ロドリゲス氏は4日、「米国との連携」を呼び掛けるメッセージをSNSに投稿し、国際社会に広がった動揺の収拾に意欲を示した。
https://www.jiji.com/jc/article?k=2026010500864&g=int
【参考】2026年1月6日の記事
2018年に副大統領に任命されたロドリゲス氏は、左派ゲリラ組織の指導者の娘で、10年以上にわたりマドゥロ政権の中枢要職を歴任してきた「冷酷な実力者」と評されている。父親のホルヘ・アントニオ・ロドリゲス氏は1970年代に左派ゲリラ組織の指導者として活動し、米国人実業家誘拐事件で逮捕され、拘禁中に死亡した。当時7歳だったロドリゲス氏にとって、この出来事は武装闘争とイデオロギー的殉教、反帝国主義の象徴的体験として記憶された。

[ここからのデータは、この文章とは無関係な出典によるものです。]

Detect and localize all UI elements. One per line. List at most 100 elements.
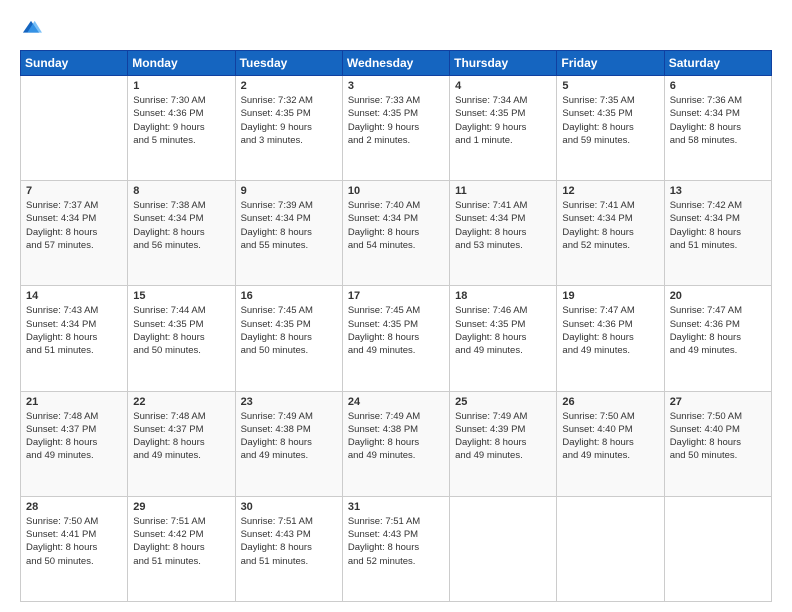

彼女は過去のインタビューで「革命は父の死に対する復讐だ」と語ったことがあり、マドゥロ氏も彼女を「若く勇敢な殉教者の娘であり革命家だ」と高く評価してきた。
マドゥロ氏の厚い信任を受け、ロドリゲス氏は情報通信相、外相、制憲議会議長を経て、財務相と石油相を兼務し、チャベス主義体制の中核人物としての地位を固めた。政治アナリストのホセ・マヌエル・ロマノ氏はCNNに、「彼女は大統領から全面的な信任を受けてきた非常に有能な権力運営者であり、軍や行政府全般に強い影響力を行使してきた」と評価した。一方で、野党側からは、高級ブランドを好む彼女のぜいたくなイメージが、深刻な民生危機とかけ離れているとの批判も根強い。実際、ベネズエラ経済は2013年のマドゥロ政権発足以降、約80%縮小し、800万人以上が国外へ流出した。

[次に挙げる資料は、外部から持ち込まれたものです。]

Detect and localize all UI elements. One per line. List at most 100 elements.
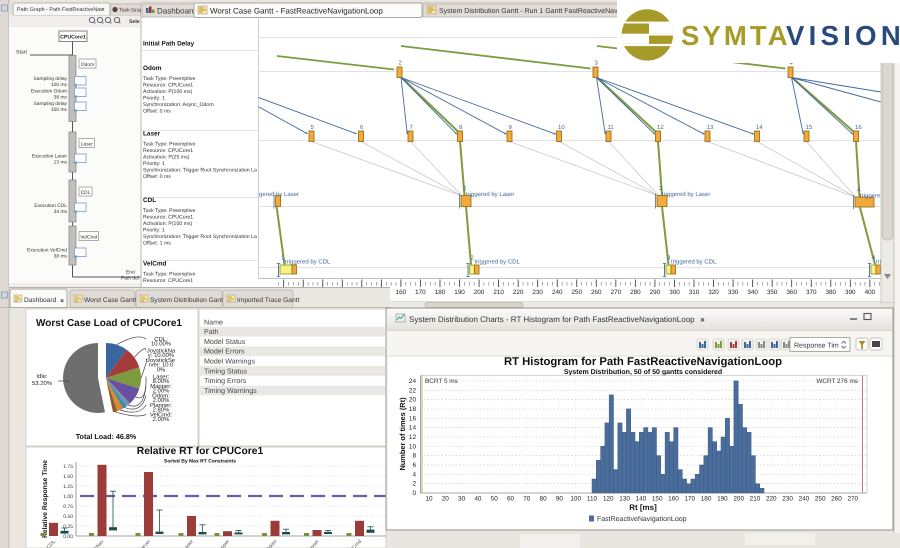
svg-text:250: 250 [815, 496, 826, 503]
svg-text:Path: Path [204, 328, 219, 336]
svg-text:2.00%: 2.00% [153, 416, 170, 423]
svg-text:34 ms: 34 ms [54, 209, 68, 215]
svg-text:100 ms: 100 ms [51, 82, 68, 88]
svg-text:Resource: CPUCore1: Resource: CPUCore1 [143, 83, 193, 89]
svg-text:6: 6 [412, 462, 416, 469]
svg-text:CDL: CDL [81, 190, 91, 196]
svg-text:14: 14 [756, 124, 763, 131]
svg-text:Idle:: Idle: [36, 373, 47, 380]
svg-text:290: 290 [650, 289, 661, 296]
svg-text:Priority: 1: Priority: 1 [143, 161, 165, 167]
svg-text:Resource: CPUCore1: Resource: CPUCore1 [143, 278, 193, 284]
svg-text:Response Tim: Response Tim [794, 342, 839, 350]
svg-text:RT Histogram for Path FastReac: RT Histogram for Path FastReactiveNaviga… [504, 356, 782, 368]
svg-text:Execution VelCmd: Execution VelCmd [27, 248, 67, 254]
svg-text:240: 240 [799, 496, 810, 503]
svg-text:330: 330 [728, 289, 739, 296]
svg-text:Task Type: Preemptive: Task Type: Preemptive [143, 76, 195, 82]
svg-text:Timing Warnings: Timing Warnings [204, 387, 257, 395]
svg-text:Synchronization: Trigger Root: Synchronization: Trigger Root Synchroniz… [143, 234, 257, 240]
svg-text:Total Load: 46.8%: Total Load: 46.8% [76, 432, 137, 441]
svg-text:10: 10 [409, 443, 417, 450]
svg-text:Task Type: Preemptive: Task Type: Preemptive [143, 142, 195, 148]
svg-text:24: 24 [409, 378, 417, 385]
svg-text:Timing Errors: Timing Errors [204, 377, 247, 385]
svg-text:170: 170 [684, 496, 695, 503]
svg-text:20: 20 [442, 496, 450, 503]
svg-text:Start: Start [16, 50, 28, 56]
svg-text:90: 90 [556, 496, 564, 503]
svg-text:Number of times (Rt): Number of times (Rt) [398, 397, 407, 471]
svg-text:Model Warnings: Model Warnings [204, 358, 255, 366]
svg-text:210: 210 [750, 496, 761, 503]
svg-text:Offset: 0 ms: Offset: 0 ms [143, 109, 171, 115]
svg-text:190: 190 [717, 496, 728, 503]
svg-text:220: 220 [766, 496, 777, 503]
svg-text:0.00: 0.00 [63, 534, 73, 540]
svg-text:✖: ✖ [60, 299, 64, 305]
svg-text:triggered: triggered [860, 193, 884, 200]
svg-text:2: 2 [412, 481, 416, 488]
svg-text:CPUCore1: CPUCore1 [60, 35, 86, 41]
svg-text:230: 230 [782, 496, 793, 503]
svg-text:340: 340 [747, 289, 758, 296]
svg-text:Task Type: Preemptive: Task Type: Preemptive [143, 272, 195, 278]
svg-text:140: 140 [636, 496, 647, 503]
svg-text:200: 200 [474, 289, 485, 296]
svg-text:Relative RT for CPUCore1: Relative RT for CPUCore1 [137, 446, 264, 457]
svg-text:190: 190 [454, 289, 465, 296]
svg-text:Model Errors: Model Errors [204, 348, 245, 356]
svg-text:triggered by Laser: triggered by Laser [466, 191, 514, 198]
svg-text:triggered by CDL: triggered by CDL [285, 259, 331, 266]
svg-text:Worst Case Gantt: Worst Case Gantt [84, 297, 136, 304]
svg-text:210: 210 [493, 289, 504, 296]
svg-text:160: 160 [668, 496, 679, 503]
svg-text:Rt [ms]: Rt [ms] [629, 503, 657, 512]
svg-text:Task Grap: Task Grap [119, 8, 143, 14]
svg-text:20: 20 [409, 397, 417, 404]
svg-text:triggered by Laser: triggered by Laser [662, 191, 710, 198]
svg-text:60: 60 [507, 496, 515, 503]
svg-text:70: 70 [523, 496, 531, 503]
svg-text:Laser: Laser [143, 131, 161, 138]
svg-text:38 ms: 38 ms [54, 95, 68, 101]
svg-text:150: 150 [652, 496, 663, 503]
svg-text:0.50: 0.50 [63, 514, 73, 520]
svg-text:Priority: 1: Priority: 1 [143, 228, 165, 234]
svg-text:15: 15 [806, 124, 813, 131]
svg-text:Worst Case Load of CPUCore1: Worst Case Load of CPUCore1 [36, 318, 182, 329]
svg-text:370: 370 [806, 289, 817, 296]
svg-text:260: 260 [831, 496, 842, 503]
svg-text:Activation: P(25 ms): Activation: P(25 ms) [143, 155, 190, 161]
svg-text:1.00: 1.00 [63, 494, 73, 500]
svg-text:Priority: 1: Priority: 1 [143, 96, 165, 102]
svg-text:100: 100 [570, 496, 581, 503]
svg-text:1.75: 1.75 [63, 464, 73, 470]
svg-text:40: 40 [474, 496, 482, 503]
svg-text:10: 10 [425, 496, 433, 503]
svg-text:Execution CDL: Execution CDL [34, 203, 67, 209]
svg-text:230: 230 [532, 289, 543, 296]
svg-text:Model Status: Model Status [204, 338, 246, 346]
svg-text:1.50: 1.50 [63, 474, 73, 480]
svg-text:4: 4 [412, 471, 416, 478]
svg-text:Laser: Laser [81, 141, 94, 147]
svg-text:12: 12 [409, 434, 417, 441]
svg-text:200: 200 [733, 496, 744, 503]
svg-text:280: 280 [630, 289, 641, 296]
svg-text:System Distribution Charts - R: System Distribution Charts - RT Histogra… [409, 315, 695, 324]
svg-text:tri: tri [876, 259, 881, 266]
svg-text:320: 320 [708, 289, 719, 296]
svg-text:VelCmd: VelCmd [80, 234, 97, 240]
svg-text:270: 270 [847, 496, 858, 503]
svg-text:Execution Odom: Execution Odom [31, 89, 67, 95]
svg-text:Path Graph - Path FastReactive: Path Graph - Path FastReactiveNav [17, 7, 103, 13]
svg-text:110: 110 [587, 496, 598, 503]
svg-text:10.00%: 10.00% [151, 341, 172, 348]
svg-text:0: 0 [412, 490, 416, 497]
svg-text:8: 8 [412, 453, 416, 460]
svg-text:11: 11 [608, 124, 615, 131]
svg-text:BCRT 5 ms: BCRT 5 ms [425, 378, 458, 385]
svg-text:Relative Response Time: Relative Response Time [42, 460, 49, 538]
svg-text:120: 120 [603, 496, 614, 503]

このため専門家の間では、ロドリゲス氏に対する懐疑的な見方も根強い。ベネズエラの穏健な民主化を導く代替勢力となるには、政治的背景や経歴があまりに強硬だという評価だ。フロリダ国際大学ジャック・D・ゴードン公共政策研究所のイムダット・オネル研究員はCNNに、「彼女は体制維持のための管理者であり、マドゥロ政権の中でも最も強硬な人物の一人だ」とし、「今後の行動は民主的転換ではなく、権力延命の方向に向かう可能性が高い」と述べた。

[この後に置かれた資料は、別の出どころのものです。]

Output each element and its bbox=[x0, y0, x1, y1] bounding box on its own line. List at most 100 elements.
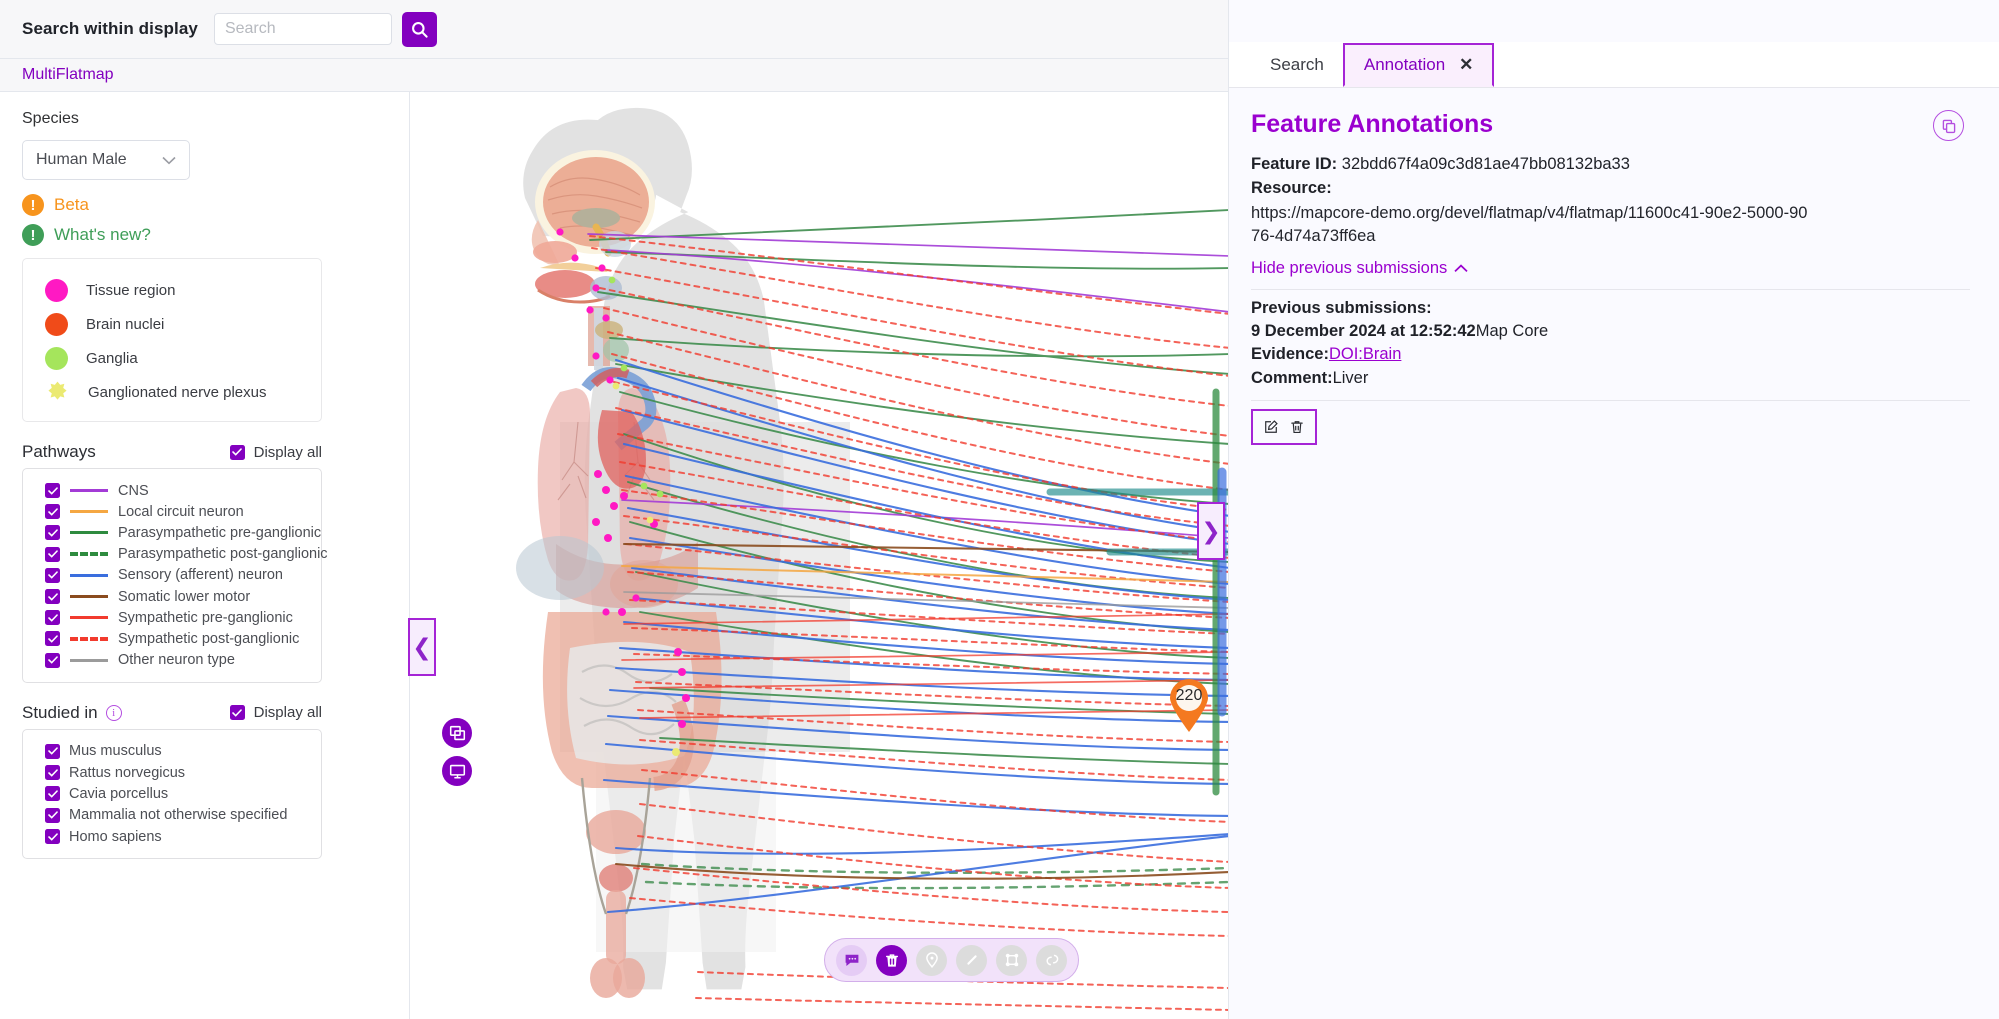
brain-nuclei-swatch-icon bbox=[45, 312, 68, 336]
pathway-row[interactable]: Sympathetic post-ganglionic bbox=[45, 628, 321, 649]
pathway-row[interactable]: Local circuit neuron bbox=[45, 501, 321, 522]
display-icon bbox=[449, 764, 465, 779]
comment-value: Liver bbox=[1332, 369, 1369, 388]
pathway-color-swatch-icon bbox=[70, 531, 108, 535]
evidence-label: Evidence: bbox=[1251, 345, 1329, 364]
submission-comment-row: Comment:Liver bbox=[1251, 367, 1970, 391]
submission-date: 9 December 2024 at 12:52:42 bbox=[1251, 321, 1476, 340]
pathway-label: Local circuit neuron bbox=[118, 503, 244, 520]
comment-tool-button[interactable] bbox=[836, 944, 867, 976]
search-button[interactable] bbox=[401, 11, 437, 47]
legend-item: Ganglionated nerve plexus bbox=[45, 375, 321, 409]
species-label: Species bbox=[22, 110, 79, 127]
checkbox-checked-icon[interactable] bbox=[229, 444, 245, 460]
info-icon[interactable]: i bbox=[105, 704, 122, 721]
checkbox-checked-icon[interactable] bbox=[45, 610, 60, 626]
pathway-label: Parasympathetic pre-ganglionic bbox=[118, 524, 322, 541]
connection-tool-button[interactable] bbox=[1036, 944, 1067, 976]
pathway-row[interactable]: Somatic lower motor bbox=[45, 586, 321, 607]
beta-badge-icon: ! bbox=[22, 194, 44, 216]
feature-id-row: Feature ID: 32bdd67f4a09c3d81ae47bb08132… bbox=[1251, 153, 1970, 176]
display-button[interactable] bbox=[442, 756, 472, 786]
previous-submissions-label: Previous submissions: bbox=[1251, 298, 1432, 317]
checkbox-checked-icon[interactable] bbox=[45, 652, 60, 668]
breadcrumb-item-multiflatmap[interactable]: MultiFlatmap bbox=[22, 66, 114, 84]
trash-icon bbox=[885, 953, 898, 967]
checkbox-checked-icon[interactable] bbox=[45, 567, 60, 583]
legend-item: Brain nuclei bbox=[45, 307, 321, 341]
studied-in-row[interactable]: Cavia porcellus bbox=[45, 783, 321, 804]
whats-new-badge-icon: ! bbox=[22, 224, 44, 246]
pathway-row[interactable]: Sensory (afferent) neuron bbox=[45, 565, 321, 586]
delete-tool-button[interactable] bbox=[876, 944, 907, 976]
pathway-row[interactable]: Parasympathetic post-ganglionic bbox=[45, 544, 328, 565]
beta-status-row[interactable]: ! Beta bbox=[22, 194, 409, 216]
trash-icon bbox=[1291, 421, 1303, 433]
delete-annotation-button[interactable] bbox=[1287, 417, 1307, 437]
checkbox-checked-icon[interactable] bbox=[45, 807, 60, 823]
marker-tool-button[interactable] bbox=[916, 944, 947, 976]
checkbox-checked-icon[interactable] bbox=[229, 705, 245, 721]
checkbox-checked-icon[interactable] bbox=[45, 631, 60, 647]
whats-new-status-row[interactable]: ! What's new? bbox=[22, 224, 409, 246]
checkbox-checked-icon[interactable] bbox=[45, 525, 60, 541]
studied-in-label: Homo sapiens bbox=[69, 828, 162, 845]
studied-in-display-all-label: Display all bbox=[253, 704, 322, 722]
checkbox-checked-icon[interactable] bbox=[45, 829, 60, 845]
pathway-row[interactable]: CNS bbox=[45, 480, 321, 501]
species-select[interactable]: Human Male bbox=[22, 140, 190, 180]
sidebar-collapse-button[interactable]: ❮ bbox=[408, 618, 436, 676]
pathways-header: Pathways Display all bbox=[22, 442, 322, 462]
checkbox-checked-icon[interactable] bbox=[45, 765, 60, 781]
pathways-list: CNS Local circuit neuron Parasympathetic p… bbox=[22, 468, 328, 683]
tab-annotation[interactable]: Annotation ✕ bbox=[1342, 43, 1495, 87]
search-input[interactable] bbox=[213, 13, 392, 45]
annotation-marker[interactable]: 220 bbox=[1167, 679, 1211, 733]
studied-in-row[interactable]: Mus musculus bbox=[45, 741, 321, 762]
checkbox-checked-icon[interactable] bbox=[45, 743, 60, 759]
studied-in-title: Studied in i bbox=[22, 703, 122, 723]
polygon-tool-button[interactable] bbox=[996, 944, 1027, 976]
pathway-label: Sympathetic pre-ganglionic bbox=[118, 609, 293, 626]
comment-label: Comment: bbox=[1251, 369, 1333, 388]
checkbox-checked-icon[interactable] bbox=[45, 786, 60, 802]
search-within-display-label: Search within display bbox=[22, 19, 198, 38]
pathway-row[interactable]: Parasympathetic pre-ganglionic bbox=[45, 522, 321, 543]
pathway-row[interactable]: Other neuron type bbox=[45, 650, 321, 671]
pathway-color-swatch-icon bbox=[70, 510, 108, 514]
annotation-toolbar bbox=[824, 938, 1079, 982]
pathway-color-swatch-icon bbox=[70, 616, 108, 620]
pathways-title: Pathways bbox=[22, 442, 96, 461]
copy-button[interactable] bbox=[1933, 110, 1964, 141]
hide-previous-submissions-label: Hide previous submissions bbox=[1251, 258, 1448, 277]
tab-search-label: Search bbox=[1270, 55, 1324, 74]
flatmap-canvas[interactable]: 220 bbox=[410, 92, 1228, 1019]
line-icon bbox=[966, 955, 977, 965]
studied-in-row[interactable]: Mammalia not otherwise specified bbox=[45, 805, 321, 826]
pathways-display-all-toggle[interactable]: Display all bbox=[229, 444, 322, 461]
studied-in-row[interactable]: Rattus norvegicus bbox=[45, 762, 321, 783]
feature-id-value: 32bdd67f4a09c3d81ae47bb08132ba33 bbox=[1341, 155, 1630, 173]
chevron-down-icon bbox=[162, 156, 176, 164]
checkbox-checked-icon[interactable] bbox=[45, 546, 60, 562]
edit-annotation-button[interactable] bbox=[1261, 417, 1281, 437]
studied-in-display-all-toggle[interactable]: Display all bbox=[229, 704, 322, 722]
pathway-row[interactable]: Sympathetic pre-ganglionic bbox=[45, 607, 321, 628]
checkbox-checked-icon[interactable] bbox=[45, 504, 60, 520]
tab-search[interactable]: Search bbox=[1251, 43, 1343, 87]
checkbox-checked-icon[interactable] bbox=[45, 589, 60, 605]
panel-collapse-button[interactable]: ❯ bbox=[1197, 502, 1225, 560]
close-icon[interactable]: ✕ bbox=[1459, 55, 1473, 75]
panel-tabs: Search Annotation ✕ bbox=[1229, 42, 1999, 88]
hide-previous-submissions-link[interactable]: Hide previous submissions bbox=[1251, 259, 1468, 278]
layers-button[interactable] bbox=[442, 718, 472, 748]
submission-actions bbox=[1251, 408, 1317, 445]
checkbox-checked-icon[interactable] bbox=[45, 483, 60, 499]
polygon-icon bbox=[1005, 953, 1018, 967]
line-tool-button[interactable] bbox=[956, 944, 987, 976]
studied-in-label: Mammalia not otherwise specified bbox=[69, 807, 288, 824]
species-selected-value: Human Male bbox=[36, 151, 127, 168]
studied-in-label: Mus musculus bbox=[69, 743, 162, 760]
studied-in-row[interactable]: Homo sapiens bbox=[45, 826, 321, 847]
evidence-link[interactable]: DOI:Brain bbox=[1329, 345, 1401, 363]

こうした中、トランプ政権の介入によってベネズエラの権力構図全体が再編されつつあるとの分析も出ている。ロドリゲス氏を軸に、実兄のホルヘ・ロドリゲス国会議長、ウラジーミル・パドリーノ・ロペス国防相、ディオスダド・カベヨ内相らが、今後の国家の行方を左右する核心人物として浮上していると、ウォールストリートジャーナル(WSJ)は伝えた。ただし、ノーベル平和賞受賞者のマリア・コリナ・マチャド野党指導者の立場は、依然として不透明だとの見方が出ている。
https://japanese.joins.com/JArticle/342997
トランプ政権は本当に原油価格が下落し続けることを望んでいるのかよく分からない。
石油会社はトランプ政権の支持基盤であるため、原油価格の下落によってアメリカの石油会社がダメージを受けることは好ましくないはず。
そもそもベネズエラの原油は埋蔵量が多いといっても、それがアメリカによるインフラ整備や生産拡大によって大量放出されるということは現実的には考えにくいことであり、かなりの費用、期間、治安維持といった条件を揃えた上で、せいぜい数十万バレル程度の増産ができるのだと言われている。
【参考】2026年1月5日の記事(一部抜粋)
米国の石油生産者は、関税措置や市場の不安定化が世界的な原油価格の急落を招いたとして、繰り返し懸念を表明してきた。